TRENTON, N.J. (AP) — A day after New Jersey Gov. Chris Christie vetoed an aid package that blew a $33.5 million hole in their budget, officials of cash-strapped Atlantic City said they are considering asking the state for permission to file for bankruptcy.
Mayor Don Guardian, a Republican, and City Council President Marty Small, a Democrat, met Wednesday with the Democratic Assembly Speaker Vincent Prieto, asking him to oppose a proposed state takeover of the city. After emerging from the meeting, Guardian and Small said the City Council will hold an emergency meeting next week to consider a bankruptcy filing, which must be sanctioned by the state.
Christie, a Republican presidential candidate, vetoed a financial aid package for Atlantic City on Tuesday.
"Atlantic City government has been given over five years and two city administrations to deal with its structural budget issues and excessive spending," said Christie spokesman Kevin Roberts. "It has not. The governor is not going to ask the taxpayers to continue to be enablers in this waste and abuse."
It was the latest financial setback to hit the seaside gambling resort. An emergency manager appointed by Christie has said the city could run out of cash by early April. The city also owes $160 million in tax appeals to just one of its eight casinos, the Borgata. Other casino tax appeals are likely, as well.
Atlantic City's casino revenue has fallen from $5.2 billion in 2006 to $2.56 billion last year, and thousands of casino and related jobs have been lost. Four of the city's 12 casinos shut down in 2014.
The aid package included a measure that would have let the city's casinos make payments in lieu of taxes for 15 years, and bills to redirect casino investment taxes and marketing money to help pay down the city's debt. Christie vetoed the plan, even though it included changes he demanded from the state Legislature when he vetoed an earlier version of it in November.
"We feel it's extortion," Small said. "If this was on the other side, we'd be indicted. It's no secret we need money. Yesterday spoke volumes; it's monumental hypocrisy."

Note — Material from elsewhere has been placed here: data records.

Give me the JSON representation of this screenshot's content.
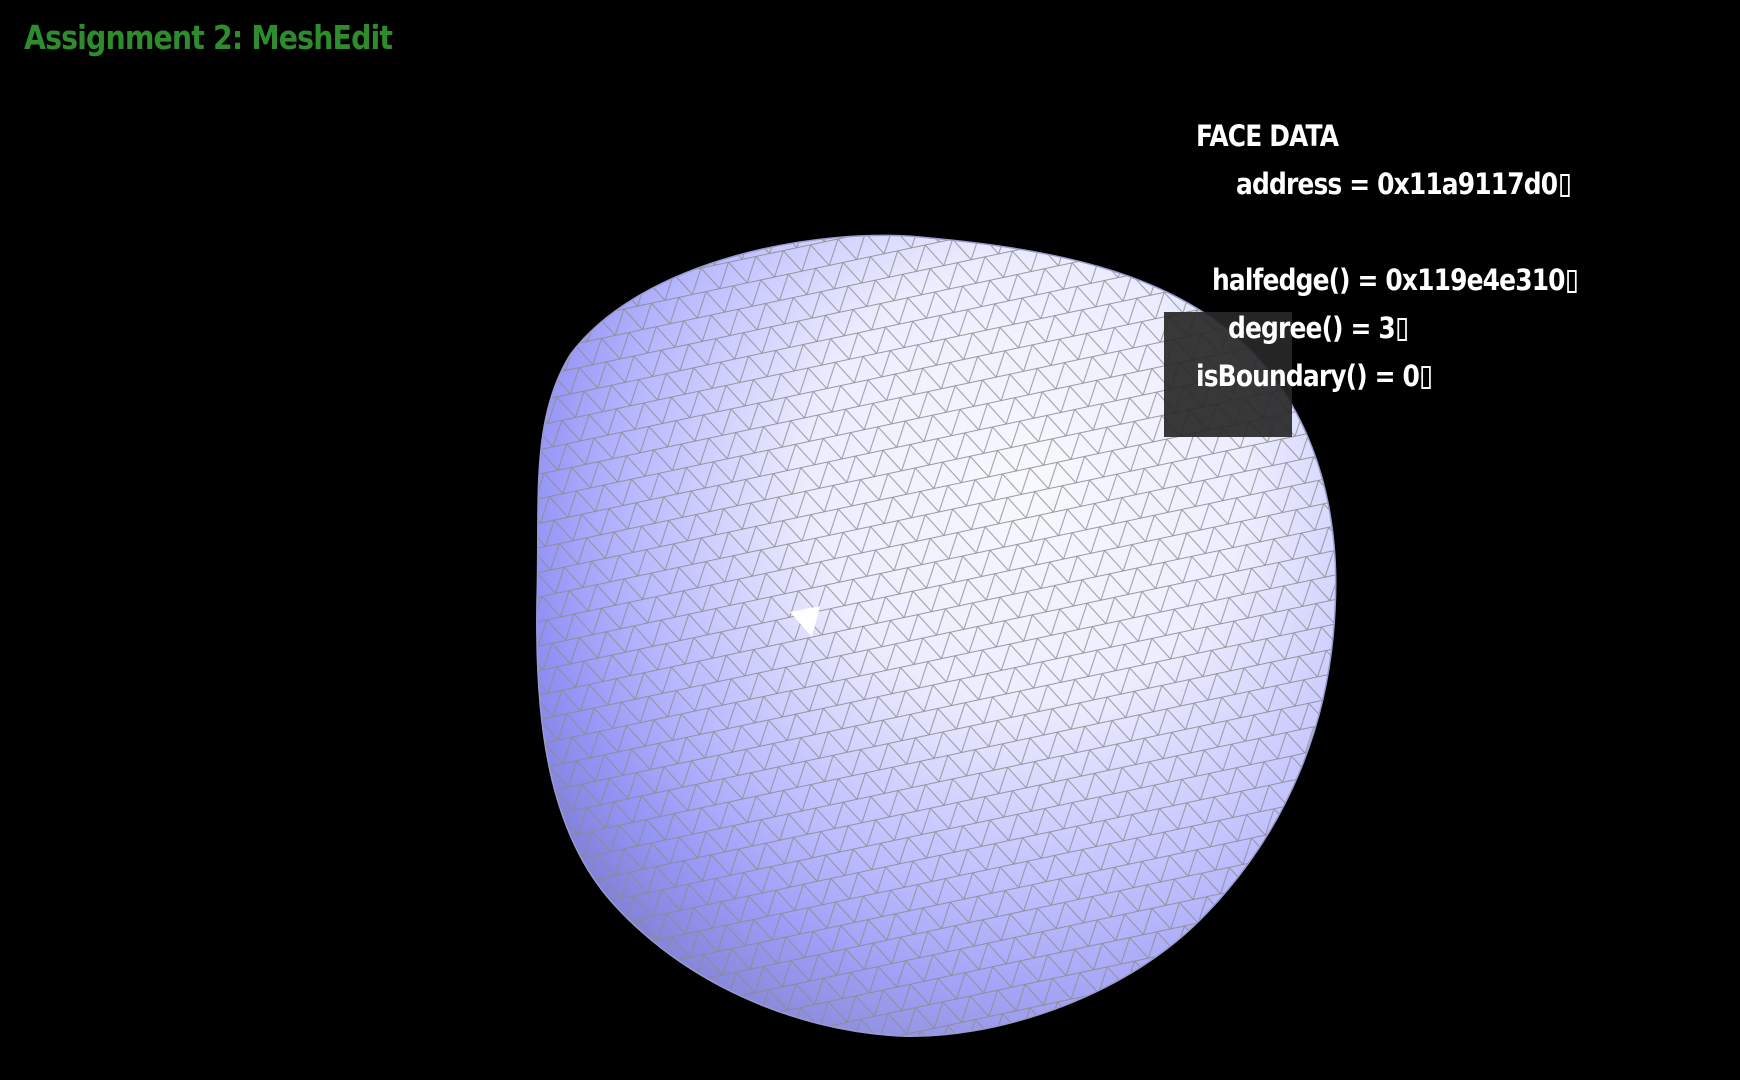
{
  "app": {
    "title": "Assignment 2: MeshEdit",
    "title_color": "#2e8b2e"
  },
  "face_data": {
    "heading": "FACE DATA",
    "address": "address = 0x11a9117d0",
    "halfedge": "halfedge() = 0x119e4e310",
    "degree": "degree() = 3",
    "is_boundary": "isBoundary() = 0",
    "trailing_glyph": "box-glyph"
  },
  "mesh": {
    "base_color": "#9090ff",
    "highlight_color": "#ffffff",
    "wire_color": "#8a8a8a",
    "selected_face_color": "#ffffff"
  }
}
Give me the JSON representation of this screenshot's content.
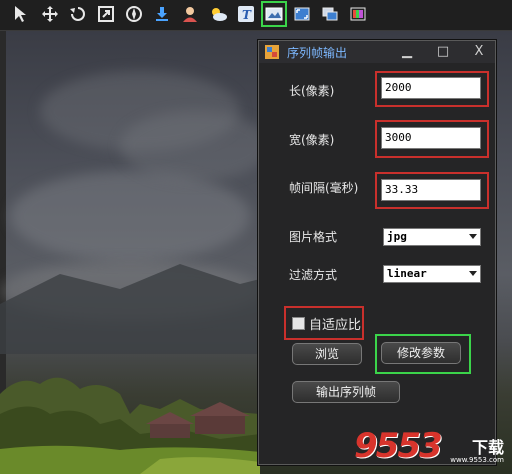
{
  "toolbar": {
    "buttons": [
      {
        "icon": "pointer-icon"
      },
      {
        "icon": "move-icon"
      },
      {
        "icon": "rotate-icon"
      },
      {
        "icon": "scale-icon"
      },
      {
        "icon": "compass-icon"
      },
      {
        "icon": "character-icon"
      },
      {
        "icon": "download-icon"
      },
      {
        "icon": "weather-icon"
      },
      {
        "icon": "text-icon"
      },
      {
        "icon": "image-sequence-icon"
      },
      {
        "icon": "fullscreen-icon"
      },
      {
        "icon": "windows-icon"
      },
      {
        "icon": "palette-icon"
      }
    ],
    "active_index": 9
  },
  "dialog": {
    "title": "序列帧输出",
    "controls": {
      "minimize": "▁",
      "maximize": "□",
      "close": "X"
    },
    "fields": {
      "width_label": "长(像素)",
      "width_value": "2000",
      "height_label": "宽(像素)",
      "height_value": "3000",
      "interval_label": "帧间隔(毫秒)",
      "interval_value": "33.33",
      "format_label": "图片格式",
      "format_value": "jpg",
      "filter_label": "过滤方式",
      "filter_value": "linear"
    },
    "checkbox_label": "自适应比",
    "checkbox_checked": false,
    "browse_button": "浏览",
    "modify_button": "修改参数",
    "export_button": "输出序列帧"
  },
  "watermark": {
    "number": "9553",
    "text": "下载",
    "url": "www.9553.com"
  },
  "colors": {
    "highlight_red": "#c9302c",
    "highlight_green": "#3bd44a",
    "title_blue": "#7db8ff"
  }
}
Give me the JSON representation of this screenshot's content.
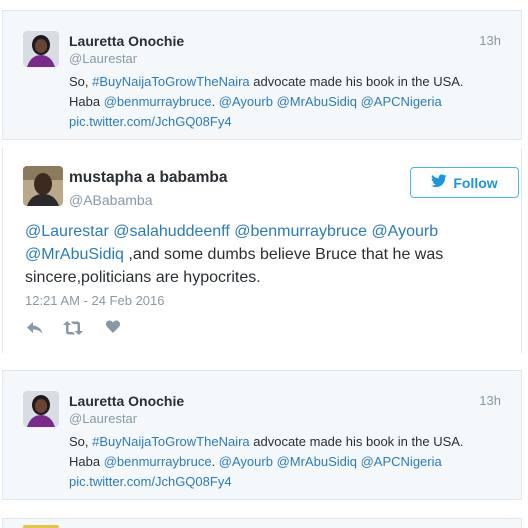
{
  "tweet1": {
    "name": "Lauretta Onochie",
    "handle": "@Laurestar",
    "time": "13h",
    "line1": {
      "pre": "So, ",
      "hashtag": "#BuyNaijaToGrowTheNaira",
      "post": " advocate made his book in the USA."
    },
    "line2": {
      "pre": "Haba ",
      "m1": "@benmurraybruce",
      "sep": ". ",
      "m2": "@Ayourb",
      "m3": "@MrAbuSidiq",
      "m4": "@APCNigeria"
    },
    "link": "pic.twitter.com/JchGQ08Fy4"
  },
  "main": {
    "name": "mustapha a babamba",
    "handle": "@ABabamba",
    "follow_label": "Follow",
    "line1": {
      "m1": "@Laurestar",
      "m2": "@salahuddeenff",
      "m3": "@benmurraybruce",
      "m4": "@Ayourb"
    },
    "line2": {
      "m1": "@MrAbuSidiq",
      "text": " ,and some dumbs believe Bruce that he was"
    },
    "line3": "sincere,politicians are hypocrites.",
    "date": "12:21 AM - 24 Feb 2016"
  },
  "tweet2": {
    "name": "Lauretta Onochie",
    "handle": "@Laurestar",
    "time": "13h",
    "line1": {
      "pre": "So, ",
      "hashtag": "#BuyNaijaToGrowTheNaira",
      "post": " advocate made his book in the USA."
    },
    "line2": {
      "pre": "Haba ",
      "m1": "@benmurraybruce",
      "sep": ". ",
      "m2": "@Ayourb",
      "m3": "@MrAbuSidiq",
      "m4": "@APCNigeria"
    },
    "link": "pic.twitter.com/JchGQ08Fy4"
  },
  "icons": {
    "reply": "reply-icon",
    "retweet": "retweet-icon",
    "like": "heart-icon",
    "follow": "twitter-bird-icon"
  },
  "colors": {
    "link": "#2b7bb9",
    "muted": "#8899a6",
    "follow_border": "#4ab3f4",
    "card_bg": "#f5f8fa"
  }
}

Legislation proposed by state Senate President Steve Sweeney, a likely candidate for the Democratic nomination for governor next year, would give the state vast power over Atlantic City, including the right to make most major decisions and sell off city assets and land. He has said lawmakers are tired of the resort's repeated requests for money, adding "there is Atlantic City fatigue" in the Legislature.
"Now, the Mayor finally recognizes the severity of city's problems, but his plan to declare bankruptcy is the worst possible outcome for Atlantic City and for the state of New Jersey," Sweeney said. "Putting the city into bankruptcy would have disastrous results for the city and could jeopardize the financial standing of other cities in New Jersey, resulting in credit downgrades and higher costs."
Yet just last week, Sweeney said he would support a bankruptcy filing for Atlantic City if the legislature did not quickly approve his takeover bill.
Guardian said he has "a knife in my back" from the state.
"We're shocked that the governor, who presented us with his bill, reneged on the funding," Guardian said.
The mayor said the city would emerge from bankruptcy with far less debt, paying "pennies on the dollar."
Prieto said his preference is to avoid a bankruptcy filing for Atlantic City. He said he has not yet taken a position on the proposed takeover of the resort's finances and decision-making powers, but added, "I'm open to it."
Prieto said he may propose amendments to the bill to make its terms less onerous for Atlantic City, or else he could introduce a bill of his own that would compete with Sweeney's measure in the Senate. That would duplicate a messy intra-party fight the two men had last month over a plan for a referendum on expanding casinos beyond Atlantic City, in which Sweeney's measure prevailed. It is awaiting votes in the Legislature.